Published in Political News

Florida will this week begin enforcement of a six-week abortion ban, the state’s strictest limits on the procedure in more than 50 years. The law penalizes doctors who perform abortions with sanctions that could include revocation of their medical license.

The ban covers abortions through medication, but abortion-by-mail providers say they will continue sending pills to women in Florida — even those beyond six weeks pregnant.

Here are six key questions, and answers, about medication abortions and how this evolving legal situation might play out.

What does the six-week ban mean for abortion pills?

Both surgical and medication abortions are banned after six weeks, a point at which many women don’t know they are pregnant.

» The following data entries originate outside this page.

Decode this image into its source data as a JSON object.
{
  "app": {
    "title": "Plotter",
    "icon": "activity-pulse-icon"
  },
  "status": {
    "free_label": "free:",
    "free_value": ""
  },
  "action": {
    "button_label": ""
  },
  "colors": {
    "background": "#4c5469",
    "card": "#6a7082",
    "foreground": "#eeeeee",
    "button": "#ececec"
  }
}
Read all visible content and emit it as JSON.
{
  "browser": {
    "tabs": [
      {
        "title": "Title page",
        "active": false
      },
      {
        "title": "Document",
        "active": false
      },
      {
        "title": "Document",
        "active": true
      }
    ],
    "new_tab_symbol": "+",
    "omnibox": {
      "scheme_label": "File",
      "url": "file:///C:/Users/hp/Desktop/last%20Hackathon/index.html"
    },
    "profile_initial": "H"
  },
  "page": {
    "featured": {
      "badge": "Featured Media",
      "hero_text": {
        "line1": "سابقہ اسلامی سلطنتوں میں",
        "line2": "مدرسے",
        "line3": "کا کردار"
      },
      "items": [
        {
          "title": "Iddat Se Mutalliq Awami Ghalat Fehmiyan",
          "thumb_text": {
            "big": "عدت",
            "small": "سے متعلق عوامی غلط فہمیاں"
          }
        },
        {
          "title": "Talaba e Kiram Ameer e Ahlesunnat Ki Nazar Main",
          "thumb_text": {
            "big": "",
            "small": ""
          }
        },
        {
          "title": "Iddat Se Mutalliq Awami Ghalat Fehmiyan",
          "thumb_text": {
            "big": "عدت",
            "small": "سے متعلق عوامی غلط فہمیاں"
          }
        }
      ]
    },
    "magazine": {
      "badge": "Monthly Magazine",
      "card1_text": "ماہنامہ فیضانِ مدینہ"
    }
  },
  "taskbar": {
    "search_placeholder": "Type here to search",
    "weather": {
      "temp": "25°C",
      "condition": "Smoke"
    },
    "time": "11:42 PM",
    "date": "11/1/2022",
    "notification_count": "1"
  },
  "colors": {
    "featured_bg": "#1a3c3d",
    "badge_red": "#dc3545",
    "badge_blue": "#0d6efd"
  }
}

There are exceptions for rape, incest and human trafficking through 15 weeks of pregnancy, as long as the mother provides proof such as a medical record or police report.

 

Doctors are also able to perform an abortion after six weeks if they determine a woman will die or suffer a serious health complication without the procedure, or if the fetus has a fatal abnormality and has not reached the third trimester, which Florida law defines as at 24 weeks of pregnancy.

How many medication abortions occur in Florida?

Roughly 60% of Florida abortions — more than 46,000 — were done through medication in 2021, according to data collected by the Centers for Disease Control and Prevention.

The drug mifepristone, which blocks a hormone that’s needed for a pregnancy to continue, is used with misoprostol, a stomach ulcer medicine, through 10 weeks of gestation.